Among my friends at the time were three sisters from an Iranian family, whose father had fled to Germany to escape the corrupt regime of the last Shah. These three women knew how to have a good time and could be found at the best parties and festivals. Politics was never on the agenda until the weeks in January and February 1979 when the Shah fled Iran and the exiled Ayatollah returned. First, all three of my friends - together with happy fellow students also looking for a good time - were celebrating, there was dancing and drinks and food and lots of rejoicing. During the day, they were distributing leaflets about the Iranian revolution and freedom and the end of oppression of all people and especially women and so on. Within maybe a week or two, that changed. My friends were now wearing black headscarves, chanting slogans about the new supreme leader and the power of Islam. I didn't understand what was going on. Still don't.

I think of them often these days, when I watch images from students protests across various countries, mine included.
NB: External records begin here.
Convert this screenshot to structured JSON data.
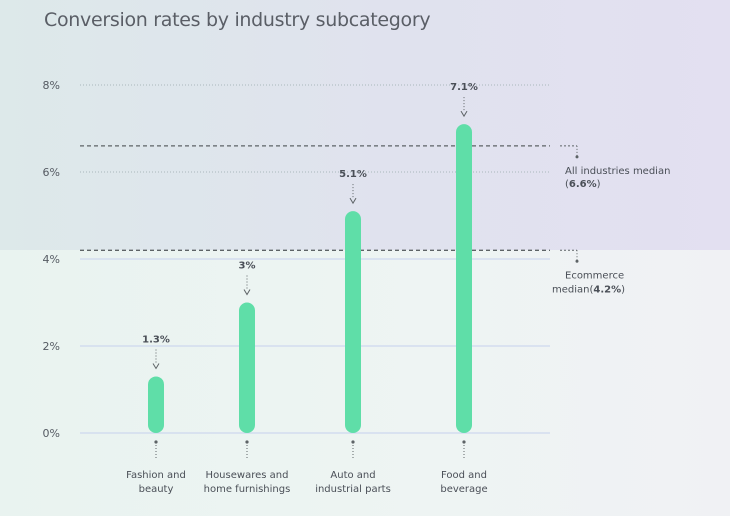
{
  "chart_data": {
    "type": "bar",
    "title": "Conversion rates by industry subcategory",
    "xlabel": "",
    "ylabel": "",
    "ylim": [
      0,
      8
    ],
    "yticks": [
      0,
      2,
      4,
      6,
      8
    ],
    "ytick_labels": [
      "0%",
      "2%",
      "4%",
      "6%",
      "8%"
    ],
    "grid": true,
    "categories": [
      [
        "Fashion and",
        "beauty"
      ],
      [
        "Housewares and",
        "home furnishings"
      ],
      [
        "Auto and",
        "industrial parts"
      ],
      [
        "Food and",
        "beverage"
      ]
    ],
    "values": [
      1.3,
      3,
      5.1,
      7.1
    ],
    "value_labels": [
      "1.3%",
      "3%",
      "5.1%",
      "7.1%"
    ],
    "bar_color": "#5fdea8",
    "reference_lines": [
      {
        "value": 6.6,
        "label_parts": [
          "All industries median",
          "(",
          "6.6%",
          ")"
        ]
      },
      {
        "value": 4.2,
        "label_parts": [
          "Ecommerce",
          "median(",
          "4.2%",
          ")"
        ]
      }
    ]
  },
  "colors": {
    "bar": "#5fdea8",
    "gridline_dotted": "#a9b7bb",
    "gridline_solid": "#cdd8ee",
    "reference_line": "#5d6366",
    "text": "#4a4f57"
  }
}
I rewatched again and again a short clip of three masked but very apparently not Arab young women, somewhere in the US, shouting, we are Hamas, we are Hamas, we hate you, at a small group of Jewish people.

I want to accept that it is probably not really hatred that drives them, but the feeling that justice is being trampled underfoot. Justice is such a high motivation for many people - I get that. The suffering of the people in Gaza is obvious, as is their helplessness against a locally overpowering Israel. 

And yet, I am searching the various media channels to see if there is any resentment towards Hamas anywhere among the protests, and I find none. 

Yes, there must be an urgent end to the violence, a human catastrophe, possibly genocide, is unfolding in Gaza. Yes, the Israeli army is guilty of several war crimes, this must be investigated. Yes, the situation of the Palestinian civilian population is intolerable, a solution must finally, finally be found that enables peaceful coexistence in the region.

But, Hamas is a terrorist organisation that not only accepts the suffering of the civilian population, but has deliberately caused it in order to make political capital out of it. Hamas is a racist, homophobic, anti-women organisation. Maybe they are not (yet) as bad as the taliban but if you follow the money, you can see the relationship. Please educate me if I got this wrong.

On a more amazing and possibly cheerful note, two things here that moved me this last week:

The Chauvet Cave was discovered in 1994, one year after we had spent the summer roaming around that part of France and I like to think that we may have been near it, maybe pitched our tent on a meadow close by. Inside the cave, there are paintings, works of art created 32,000 years ago. Like this one:

click here for source and more


Then I read this report on how Orang Utans use herbal treatment on infected wounds. 

And suddenly, the world has become big again, full of wonder of possibility, and we humans, we are back to being just small co-inhabitants.